- The world has entered a “geopolitical recession” due to changes in global power dynamics.
- The US-China rift is impacting trade more than any other time in history, experts said on a Goldman Sachs podcast.
- “Every single business in every single geography finds itself caught in the crossfire of geopolitics – that’s new.”
The geopolitical pot is boiling with US-China tensions, Russia-Ukraine war and escalating conflict in the Middle East.Thank you for reading this post, don't forget to subscribe!
Experts on the Goldman Sachs Podcast said the increase in geopolitical turmoil is becoming a concern for the market and the economy.
According to one political scientist, rising levels of conflict have pushed the world into a “geopolitical recession” as global leadership changes and power dynamics become distorted.
“I consider this a geopolitical recession,” Eurasia Group’s Ian Bremmer said on the Goldman Sachs “Exchange” podcast. “The institutions that we have globally, [which are] Its purpose is to create a level of governance that will no longer align with the world’s underlying balance of power.”
The geopolitical slowdown is due to the rising power of China and the Global South, while Japan and Europe are in decline. And as that political drama plays out, it’s impacting economies.
“Every single business in every geography finds themselves caught in the crossfire of geopolitics – that’s new,” Jared Cohen, president of global affairs at Goldman Sachs, said in the episode. “Unless you’re in the energy sector or the tech sector, you were largely immune to those geopolitical dynamics.”

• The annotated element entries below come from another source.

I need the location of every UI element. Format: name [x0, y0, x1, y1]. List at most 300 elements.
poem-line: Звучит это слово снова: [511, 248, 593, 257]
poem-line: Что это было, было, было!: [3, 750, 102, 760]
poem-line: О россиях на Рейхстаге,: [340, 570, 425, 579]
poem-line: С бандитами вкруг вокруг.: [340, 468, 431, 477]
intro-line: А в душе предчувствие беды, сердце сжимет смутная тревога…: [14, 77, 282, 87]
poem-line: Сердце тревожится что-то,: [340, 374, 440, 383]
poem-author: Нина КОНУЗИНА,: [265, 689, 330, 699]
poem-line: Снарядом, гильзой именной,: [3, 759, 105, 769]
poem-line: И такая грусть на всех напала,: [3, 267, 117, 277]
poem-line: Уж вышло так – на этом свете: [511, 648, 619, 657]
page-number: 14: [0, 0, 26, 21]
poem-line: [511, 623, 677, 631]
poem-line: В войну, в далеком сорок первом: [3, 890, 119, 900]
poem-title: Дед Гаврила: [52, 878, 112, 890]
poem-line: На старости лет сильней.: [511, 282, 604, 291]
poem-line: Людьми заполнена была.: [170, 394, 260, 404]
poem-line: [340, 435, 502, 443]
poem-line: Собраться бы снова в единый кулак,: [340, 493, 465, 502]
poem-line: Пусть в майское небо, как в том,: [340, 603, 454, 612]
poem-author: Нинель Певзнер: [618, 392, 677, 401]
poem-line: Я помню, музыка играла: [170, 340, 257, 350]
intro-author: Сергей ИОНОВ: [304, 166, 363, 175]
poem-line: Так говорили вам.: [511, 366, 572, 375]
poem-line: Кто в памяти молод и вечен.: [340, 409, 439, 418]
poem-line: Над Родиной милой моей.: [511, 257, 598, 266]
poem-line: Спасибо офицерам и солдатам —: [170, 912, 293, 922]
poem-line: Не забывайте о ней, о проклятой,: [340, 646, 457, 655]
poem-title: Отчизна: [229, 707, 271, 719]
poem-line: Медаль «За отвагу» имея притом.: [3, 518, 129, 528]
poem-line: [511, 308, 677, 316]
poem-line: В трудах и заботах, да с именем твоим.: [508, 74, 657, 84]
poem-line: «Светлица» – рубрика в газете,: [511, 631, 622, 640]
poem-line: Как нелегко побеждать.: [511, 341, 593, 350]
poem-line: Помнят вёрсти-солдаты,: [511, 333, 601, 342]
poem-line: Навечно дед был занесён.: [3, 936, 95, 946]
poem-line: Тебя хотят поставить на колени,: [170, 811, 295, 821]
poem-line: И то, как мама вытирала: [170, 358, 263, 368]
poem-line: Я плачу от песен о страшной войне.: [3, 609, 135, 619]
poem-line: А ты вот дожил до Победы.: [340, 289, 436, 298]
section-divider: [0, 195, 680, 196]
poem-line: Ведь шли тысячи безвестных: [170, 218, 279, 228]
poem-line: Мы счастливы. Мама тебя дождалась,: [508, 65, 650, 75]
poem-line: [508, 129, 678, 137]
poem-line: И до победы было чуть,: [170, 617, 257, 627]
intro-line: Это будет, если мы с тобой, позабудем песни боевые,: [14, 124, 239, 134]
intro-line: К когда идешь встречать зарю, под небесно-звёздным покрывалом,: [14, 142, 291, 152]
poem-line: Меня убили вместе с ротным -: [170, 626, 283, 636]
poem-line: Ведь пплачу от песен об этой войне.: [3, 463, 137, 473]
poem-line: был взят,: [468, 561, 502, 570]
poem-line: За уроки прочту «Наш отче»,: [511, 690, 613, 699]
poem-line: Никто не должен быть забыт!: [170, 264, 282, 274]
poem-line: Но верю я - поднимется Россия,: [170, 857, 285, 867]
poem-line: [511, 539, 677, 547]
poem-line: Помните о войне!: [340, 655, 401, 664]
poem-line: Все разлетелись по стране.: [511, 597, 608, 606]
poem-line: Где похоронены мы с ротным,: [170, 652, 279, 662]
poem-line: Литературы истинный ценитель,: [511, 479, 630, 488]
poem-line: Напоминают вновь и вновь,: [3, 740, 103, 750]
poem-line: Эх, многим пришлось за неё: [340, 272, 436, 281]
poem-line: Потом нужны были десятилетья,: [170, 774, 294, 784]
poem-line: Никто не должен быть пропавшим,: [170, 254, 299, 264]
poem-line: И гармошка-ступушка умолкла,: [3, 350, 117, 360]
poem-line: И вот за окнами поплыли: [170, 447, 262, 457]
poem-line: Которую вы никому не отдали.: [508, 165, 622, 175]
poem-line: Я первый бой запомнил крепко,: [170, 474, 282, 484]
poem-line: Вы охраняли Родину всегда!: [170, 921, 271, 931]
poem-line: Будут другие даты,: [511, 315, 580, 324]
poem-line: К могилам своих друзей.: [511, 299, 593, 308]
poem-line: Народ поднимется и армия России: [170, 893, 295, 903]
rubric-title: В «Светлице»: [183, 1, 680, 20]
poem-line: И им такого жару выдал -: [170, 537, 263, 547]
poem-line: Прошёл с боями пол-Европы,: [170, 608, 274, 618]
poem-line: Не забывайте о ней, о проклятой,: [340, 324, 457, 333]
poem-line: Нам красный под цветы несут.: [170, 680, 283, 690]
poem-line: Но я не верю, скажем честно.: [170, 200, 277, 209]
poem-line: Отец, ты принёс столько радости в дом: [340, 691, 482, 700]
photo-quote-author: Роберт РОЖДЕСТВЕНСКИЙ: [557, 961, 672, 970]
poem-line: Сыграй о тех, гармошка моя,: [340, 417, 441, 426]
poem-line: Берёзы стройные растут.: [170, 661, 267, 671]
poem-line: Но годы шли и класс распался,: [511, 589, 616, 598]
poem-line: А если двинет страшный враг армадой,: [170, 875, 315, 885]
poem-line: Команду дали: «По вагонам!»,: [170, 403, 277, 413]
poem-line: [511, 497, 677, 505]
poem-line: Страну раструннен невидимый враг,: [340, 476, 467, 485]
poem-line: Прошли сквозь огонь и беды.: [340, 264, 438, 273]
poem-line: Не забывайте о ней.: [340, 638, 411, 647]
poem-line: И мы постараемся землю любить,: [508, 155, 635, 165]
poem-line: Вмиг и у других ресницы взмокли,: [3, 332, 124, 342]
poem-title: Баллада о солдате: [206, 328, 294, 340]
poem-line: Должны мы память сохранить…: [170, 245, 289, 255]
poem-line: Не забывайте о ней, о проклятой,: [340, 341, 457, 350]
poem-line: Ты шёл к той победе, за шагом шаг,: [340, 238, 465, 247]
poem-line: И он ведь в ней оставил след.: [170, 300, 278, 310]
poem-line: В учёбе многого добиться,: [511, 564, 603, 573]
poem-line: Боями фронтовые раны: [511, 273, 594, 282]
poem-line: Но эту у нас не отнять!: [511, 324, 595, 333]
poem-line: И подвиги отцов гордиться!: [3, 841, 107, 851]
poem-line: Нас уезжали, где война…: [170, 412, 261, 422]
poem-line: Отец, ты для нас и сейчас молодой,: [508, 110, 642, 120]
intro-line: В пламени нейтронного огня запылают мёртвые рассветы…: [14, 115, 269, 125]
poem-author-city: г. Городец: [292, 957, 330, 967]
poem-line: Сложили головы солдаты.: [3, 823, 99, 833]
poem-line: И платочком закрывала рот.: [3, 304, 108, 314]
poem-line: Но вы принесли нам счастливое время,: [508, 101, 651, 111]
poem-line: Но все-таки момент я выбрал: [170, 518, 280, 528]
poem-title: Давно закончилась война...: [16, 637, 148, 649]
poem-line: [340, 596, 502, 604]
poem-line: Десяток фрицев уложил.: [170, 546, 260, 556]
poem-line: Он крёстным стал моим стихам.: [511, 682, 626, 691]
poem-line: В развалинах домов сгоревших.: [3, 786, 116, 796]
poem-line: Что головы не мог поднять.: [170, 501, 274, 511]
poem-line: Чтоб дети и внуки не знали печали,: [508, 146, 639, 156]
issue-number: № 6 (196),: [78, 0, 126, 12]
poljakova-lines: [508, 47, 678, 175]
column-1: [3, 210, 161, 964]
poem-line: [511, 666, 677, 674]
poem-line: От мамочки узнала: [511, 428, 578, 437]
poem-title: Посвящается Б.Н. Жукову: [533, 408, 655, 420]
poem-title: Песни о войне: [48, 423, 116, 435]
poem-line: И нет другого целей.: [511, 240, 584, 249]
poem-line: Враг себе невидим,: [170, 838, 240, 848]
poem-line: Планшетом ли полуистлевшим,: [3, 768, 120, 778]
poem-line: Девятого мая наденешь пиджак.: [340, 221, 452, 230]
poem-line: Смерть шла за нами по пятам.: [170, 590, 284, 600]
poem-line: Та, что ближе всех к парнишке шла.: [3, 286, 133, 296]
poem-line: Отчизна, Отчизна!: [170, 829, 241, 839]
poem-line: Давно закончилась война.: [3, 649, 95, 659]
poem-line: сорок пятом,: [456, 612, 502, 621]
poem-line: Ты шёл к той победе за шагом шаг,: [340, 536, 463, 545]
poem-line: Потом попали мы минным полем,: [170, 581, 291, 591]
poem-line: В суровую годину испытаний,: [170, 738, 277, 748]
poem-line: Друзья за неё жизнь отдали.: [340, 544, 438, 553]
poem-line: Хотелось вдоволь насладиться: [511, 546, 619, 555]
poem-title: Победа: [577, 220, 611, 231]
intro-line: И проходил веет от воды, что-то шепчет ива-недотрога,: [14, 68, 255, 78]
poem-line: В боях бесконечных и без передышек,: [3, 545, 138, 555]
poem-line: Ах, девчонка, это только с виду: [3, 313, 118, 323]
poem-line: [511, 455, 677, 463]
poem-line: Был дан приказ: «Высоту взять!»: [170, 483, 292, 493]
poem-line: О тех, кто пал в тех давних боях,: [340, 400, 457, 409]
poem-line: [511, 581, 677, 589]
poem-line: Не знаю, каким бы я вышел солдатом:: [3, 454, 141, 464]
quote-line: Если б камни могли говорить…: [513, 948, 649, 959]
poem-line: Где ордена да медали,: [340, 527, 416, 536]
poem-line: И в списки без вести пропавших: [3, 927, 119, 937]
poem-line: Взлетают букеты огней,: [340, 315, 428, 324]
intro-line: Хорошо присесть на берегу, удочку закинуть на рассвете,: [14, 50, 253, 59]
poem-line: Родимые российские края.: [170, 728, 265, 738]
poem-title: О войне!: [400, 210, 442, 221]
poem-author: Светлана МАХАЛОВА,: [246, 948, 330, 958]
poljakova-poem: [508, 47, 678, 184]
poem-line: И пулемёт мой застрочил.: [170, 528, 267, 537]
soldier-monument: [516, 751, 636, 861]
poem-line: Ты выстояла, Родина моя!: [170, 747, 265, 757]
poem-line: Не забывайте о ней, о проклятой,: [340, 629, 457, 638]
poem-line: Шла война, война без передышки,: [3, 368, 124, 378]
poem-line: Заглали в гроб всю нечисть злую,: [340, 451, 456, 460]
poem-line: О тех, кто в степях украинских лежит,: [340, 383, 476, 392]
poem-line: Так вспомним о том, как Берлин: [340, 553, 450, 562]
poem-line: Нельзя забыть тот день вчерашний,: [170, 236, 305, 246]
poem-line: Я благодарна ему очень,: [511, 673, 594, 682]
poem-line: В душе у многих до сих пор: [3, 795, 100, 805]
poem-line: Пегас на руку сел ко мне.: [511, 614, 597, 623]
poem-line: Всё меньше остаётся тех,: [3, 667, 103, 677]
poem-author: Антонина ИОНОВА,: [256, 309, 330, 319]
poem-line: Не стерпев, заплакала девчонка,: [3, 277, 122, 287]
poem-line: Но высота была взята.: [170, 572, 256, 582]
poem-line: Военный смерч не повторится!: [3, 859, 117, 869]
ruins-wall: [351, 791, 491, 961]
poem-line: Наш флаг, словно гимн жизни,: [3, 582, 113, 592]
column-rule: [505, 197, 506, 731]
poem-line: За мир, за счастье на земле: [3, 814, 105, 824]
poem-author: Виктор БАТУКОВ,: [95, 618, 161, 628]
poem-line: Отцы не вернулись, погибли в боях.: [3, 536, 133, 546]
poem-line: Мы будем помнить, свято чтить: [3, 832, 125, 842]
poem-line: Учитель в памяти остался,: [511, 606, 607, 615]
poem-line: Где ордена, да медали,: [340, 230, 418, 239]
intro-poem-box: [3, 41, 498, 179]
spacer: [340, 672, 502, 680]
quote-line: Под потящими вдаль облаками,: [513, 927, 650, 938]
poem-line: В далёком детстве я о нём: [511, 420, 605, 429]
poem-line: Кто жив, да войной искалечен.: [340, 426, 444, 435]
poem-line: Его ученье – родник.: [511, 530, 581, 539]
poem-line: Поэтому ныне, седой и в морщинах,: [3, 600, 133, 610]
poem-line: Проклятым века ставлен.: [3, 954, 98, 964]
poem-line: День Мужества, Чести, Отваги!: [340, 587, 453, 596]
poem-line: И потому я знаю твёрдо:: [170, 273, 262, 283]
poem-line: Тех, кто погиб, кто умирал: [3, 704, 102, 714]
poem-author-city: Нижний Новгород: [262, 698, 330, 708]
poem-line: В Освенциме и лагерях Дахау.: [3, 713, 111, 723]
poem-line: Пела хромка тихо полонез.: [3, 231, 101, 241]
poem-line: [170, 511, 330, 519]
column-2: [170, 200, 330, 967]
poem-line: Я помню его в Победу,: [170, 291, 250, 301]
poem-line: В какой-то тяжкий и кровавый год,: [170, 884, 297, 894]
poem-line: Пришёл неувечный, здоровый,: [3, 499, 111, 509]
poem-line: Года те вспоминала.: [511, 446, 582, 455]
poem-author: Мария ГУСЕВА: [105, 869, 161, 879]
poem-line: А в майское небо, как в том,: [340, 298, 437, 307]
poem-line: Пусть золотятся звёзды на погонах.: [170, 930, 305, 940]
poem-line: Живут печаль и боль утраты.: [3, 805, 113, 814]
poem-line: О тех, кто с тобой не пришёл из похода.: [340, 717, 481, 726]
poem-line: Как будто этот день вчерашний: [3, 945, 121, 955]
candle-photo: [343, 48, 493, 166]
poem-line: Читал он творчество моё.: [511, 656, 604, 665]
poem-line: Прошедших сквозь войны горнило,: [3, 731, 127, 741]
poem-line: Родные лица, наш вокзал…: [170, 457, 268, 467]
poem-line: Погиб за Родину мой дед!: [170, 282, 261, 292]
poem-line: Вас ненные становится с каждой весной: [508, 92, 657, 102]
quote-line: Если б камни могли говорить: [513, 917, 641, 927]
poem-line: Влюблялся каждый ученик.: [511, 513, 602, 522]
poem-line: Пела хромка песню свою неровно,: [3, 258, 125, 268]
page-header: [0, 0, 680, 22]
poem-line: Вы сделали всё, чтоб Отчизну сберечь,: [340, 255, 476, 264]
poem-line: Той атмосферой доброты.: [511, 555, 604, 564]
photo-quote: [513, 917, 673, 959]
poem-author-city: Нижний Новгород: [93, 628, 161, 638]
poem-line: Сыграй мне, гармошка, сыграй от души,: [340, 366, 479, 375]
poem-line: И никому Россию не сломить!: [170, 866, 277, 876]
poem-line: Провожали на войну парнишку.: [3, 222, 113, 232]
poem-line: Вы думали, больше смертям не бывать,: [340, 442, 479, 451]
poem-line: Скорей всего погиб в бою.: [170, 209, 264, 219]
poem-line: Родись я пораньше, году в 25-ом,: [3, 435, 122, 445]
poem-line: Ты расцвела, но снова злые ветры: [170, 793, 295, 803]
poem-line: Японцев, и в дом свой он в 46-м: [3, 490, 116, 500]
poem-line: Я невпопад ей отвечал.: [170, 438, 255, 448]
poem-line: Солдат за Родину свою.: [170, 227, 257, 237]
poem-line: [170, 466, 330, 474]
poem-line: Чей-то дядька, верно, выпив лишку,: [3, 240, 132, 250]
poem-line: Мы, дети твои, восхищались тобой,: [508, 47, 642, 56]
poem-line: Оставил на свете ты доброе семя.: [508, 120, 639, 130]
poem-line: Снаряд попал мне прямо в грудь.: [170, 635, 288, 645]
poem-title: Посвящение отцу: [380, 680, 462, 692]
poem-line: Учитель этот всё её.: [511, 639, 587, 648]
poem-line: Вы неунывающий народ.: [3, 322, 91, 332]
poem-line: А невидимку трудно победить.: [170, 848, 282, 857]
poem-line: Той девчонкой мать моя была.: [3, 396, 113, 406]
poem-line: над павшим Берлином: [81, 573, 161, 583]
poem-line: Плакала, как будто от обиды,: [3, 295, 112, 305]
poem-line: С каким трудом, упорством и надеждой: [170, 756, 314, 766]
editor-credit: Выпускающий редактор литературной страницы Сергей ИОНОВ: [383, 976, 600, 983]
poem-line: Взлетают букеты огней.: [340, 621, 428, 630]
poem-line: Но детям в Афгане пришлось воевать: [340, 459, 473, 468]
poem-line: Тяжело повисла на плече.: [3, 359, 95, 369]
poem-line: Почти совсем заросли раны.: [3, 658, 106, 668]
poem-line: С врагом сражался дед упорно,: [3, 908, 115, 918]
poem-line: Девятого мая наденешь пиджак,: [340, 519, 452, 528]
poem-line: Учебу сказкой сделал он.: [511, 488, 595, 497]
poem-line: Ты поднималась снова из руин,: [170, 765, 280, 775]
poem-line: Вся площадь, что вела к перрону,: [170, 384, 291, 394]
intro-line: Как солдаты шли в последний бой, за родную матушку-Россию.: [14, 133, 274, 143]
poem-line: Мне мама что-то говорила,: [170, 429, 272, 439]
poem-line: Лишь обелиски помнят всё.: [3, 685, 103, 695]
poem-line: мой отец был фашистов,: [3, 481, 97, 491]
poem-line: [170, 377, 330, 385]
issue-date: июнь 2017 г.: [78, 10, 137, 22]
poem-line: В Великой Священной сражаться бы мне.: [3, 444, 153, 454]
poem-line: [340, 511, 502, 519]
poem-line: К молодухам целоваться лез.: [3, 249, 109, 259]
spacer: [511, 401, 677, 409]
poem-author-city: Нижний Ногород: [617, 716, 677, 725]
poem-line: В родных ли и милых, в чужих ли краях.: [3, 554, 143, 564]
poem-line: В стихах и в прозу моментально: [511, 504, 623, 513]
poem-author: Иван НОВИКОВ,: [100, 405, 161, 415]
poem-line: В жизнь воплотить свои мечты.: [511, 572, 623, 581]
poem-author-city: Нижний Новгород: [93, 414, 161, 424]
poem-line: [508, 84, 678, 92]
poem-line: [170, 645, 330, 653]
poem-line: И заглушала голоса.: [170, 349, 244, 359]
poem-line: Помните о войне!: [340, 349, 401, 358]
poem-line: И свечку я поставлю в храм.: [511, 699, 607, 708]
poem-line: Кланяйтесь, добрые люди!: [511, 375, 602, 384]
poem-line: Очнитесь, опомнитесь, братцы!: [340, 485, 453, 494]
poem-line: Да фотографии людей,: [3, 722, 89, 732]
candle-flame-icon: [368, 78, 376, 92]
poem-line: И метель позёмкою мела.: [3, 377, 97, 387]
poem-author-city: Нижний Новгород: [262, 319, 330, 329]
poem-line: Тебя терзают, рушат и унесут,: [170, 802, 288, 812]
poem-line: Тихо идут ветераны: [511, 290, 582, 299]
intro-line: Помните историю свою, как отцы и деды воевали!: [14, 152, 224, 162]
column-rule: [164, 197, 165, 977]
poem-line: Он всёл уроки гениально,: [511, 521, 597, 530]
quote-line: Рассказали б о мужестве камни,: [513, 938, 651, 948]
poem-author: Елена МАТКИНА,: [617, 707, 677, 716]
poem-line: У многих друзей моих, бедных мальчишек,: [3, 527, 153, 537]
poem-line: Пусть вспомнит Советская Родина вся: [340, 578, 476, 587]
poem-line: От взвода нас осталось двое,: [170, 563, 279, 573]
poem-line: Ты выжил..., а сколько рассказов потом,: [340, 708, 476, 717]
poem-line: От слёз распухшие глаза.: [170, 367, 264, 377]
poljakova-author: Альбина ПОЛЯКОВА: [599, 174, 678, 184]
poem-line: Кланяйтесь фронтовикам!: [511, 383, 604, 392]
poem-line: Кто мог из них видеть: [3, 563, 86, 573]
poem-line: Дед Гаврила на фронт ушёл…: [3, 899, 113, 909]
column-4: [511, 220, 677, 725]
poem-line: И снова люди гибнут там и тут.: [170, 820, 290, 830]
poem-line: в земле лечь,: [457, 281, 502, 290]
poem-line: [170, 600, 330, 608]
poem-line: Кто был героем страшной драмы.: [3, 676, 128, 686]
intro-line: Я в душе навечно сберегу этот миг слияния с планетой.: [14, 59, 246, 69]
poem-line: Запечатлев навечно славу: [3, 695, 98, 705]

Cohen pointed out that in the era of hyper-globalization controlling the global economy, the “geopolitical center of gravity” was largely in the Middle East. But after Covid-19, the center of that tension shifted towards the Washington-Beijing rift.
Furthermore, uncertainty at the global level is also being heightened by the fact that the most predictable state actors have gone “off script”, creating a lack of credibility.
Cohen said, “We used to be able to trust the US and China that economic interests influence geopolitical outcomes. Now that’s reversed.” “Domestic conditions in both countries are driving geopolitical aspirations which in turn are influencing medium and long-term economic conditions.”
This has brought new instability to geopolitics that has impacted businesses more than any other time in history.
Geopolitical challenges are roiling markets, with the latest developments in the Middle East sending oil prices sharply higher on Friday, and the Red Sea attacks threatening to reignite global inflation as shipping costs soar. Is.